Ignoring alerts like this is asking for trouble, because someone, someday is inevitably going to ignore the wrong alert, and you’ll have a major outage on your hands that could easily have been prevented. When the users call the help desk because the LAST member of the database cluster fails, you’re already deep in the weeds. And this can even be worse than not having monitoring in place because management might feel secure that things are being watched closely when the reality is as good as being blind. This means that even organizations with multiple advanced monitoring systems in place are often stuck in fire-fighting mode, reacting to alarms as they occur without ever really getting ahead of them and preventing outages before they affect users.
So how do you keep everything well-monitored, while not flooding your command center with alarms?

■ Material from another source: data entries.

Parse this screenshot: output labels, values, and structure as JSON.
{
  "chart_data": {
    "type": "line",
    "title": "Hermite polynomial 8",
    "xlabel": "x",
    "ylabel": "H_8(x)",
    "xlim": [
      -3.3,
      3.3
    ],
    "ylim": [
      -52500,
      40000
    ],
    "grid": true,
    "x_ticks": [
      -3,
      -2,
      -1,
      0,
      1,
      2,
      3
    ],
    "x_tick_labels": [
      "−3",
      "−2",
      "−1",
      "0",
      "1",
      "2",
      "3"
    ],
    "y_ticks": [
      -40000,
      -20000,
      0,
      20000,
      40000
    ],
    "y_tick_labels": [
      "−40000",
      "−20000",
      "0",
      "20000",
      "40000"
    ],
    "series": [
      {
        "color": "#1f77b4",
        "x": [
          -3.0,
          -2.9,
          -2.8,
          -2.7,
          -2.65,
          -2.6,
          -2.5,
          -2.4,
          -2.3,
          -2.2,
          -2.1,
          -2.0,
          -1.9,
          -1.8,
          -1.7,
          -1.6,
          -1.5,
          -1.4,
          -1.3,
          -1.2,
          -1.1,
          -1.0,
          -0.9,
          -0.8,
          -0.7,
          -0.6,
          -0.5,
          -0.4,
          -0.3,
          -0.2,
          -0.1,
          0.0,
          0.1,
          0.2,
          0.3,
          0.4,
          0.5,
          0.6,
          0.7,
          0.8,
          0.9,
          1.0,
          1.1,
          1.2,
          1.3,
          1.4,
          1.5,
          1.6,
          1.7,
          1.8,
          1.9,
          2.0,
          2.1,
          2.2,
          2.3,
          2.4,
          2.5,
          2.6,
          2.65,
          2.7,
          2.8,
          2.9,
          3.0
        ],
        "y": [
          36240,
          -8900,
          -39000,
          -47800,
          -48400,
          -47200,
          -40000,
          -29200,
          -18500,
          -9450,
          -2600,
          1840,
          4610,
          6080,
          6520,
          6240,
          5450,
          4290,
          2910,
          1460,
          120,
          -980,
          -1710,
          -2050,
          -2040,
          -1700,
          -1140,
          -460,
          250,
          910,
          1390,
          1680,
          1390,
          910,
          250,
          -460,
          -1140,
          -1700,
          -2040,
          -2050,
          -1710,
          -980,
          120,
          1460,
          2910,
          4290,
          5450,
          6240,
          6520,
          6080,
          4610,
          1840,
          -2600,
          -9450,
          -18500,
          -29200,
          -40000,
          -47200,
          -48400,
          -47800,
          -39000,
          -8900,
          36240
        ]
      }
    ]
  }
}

As a general rule, you should only be reserving active alerts for actionable items only. If you’re not going to react to a notification as soon as it comes in, you shouldn’t be alerting on it. For example, if you’re getting alerts when hard drives reach 90% utilization, and then just ignoring them because it’s not urgent, two things will happen: first, you’re sooner or later going to get a server failure because you forgot to circle back on that alert before the drive filled up and second, you’re conditioning yourself and your teams to ignore alerts which can be costly. Instead, you should use detailed reports that tell you key metrics about each server.
A key point for making this approach work though is to schedule and automate these reports, so nothing gets missed. Netreo’s platform makes it so anything you can view in the web interface, you can turn into an automated report with just a few clicks without any special training or SQL knowledge, and without having to use external reporting tools that can be a nuisance.
You can observe that some solutions are things that can be implemented before you lay the foundation of your IT infrastructure. When you are creating a new enterprise you often put in place procedures that allow for seamless growth to accomplish the organization’s goal, likewise, it is important that your IT team envisions growth for itself.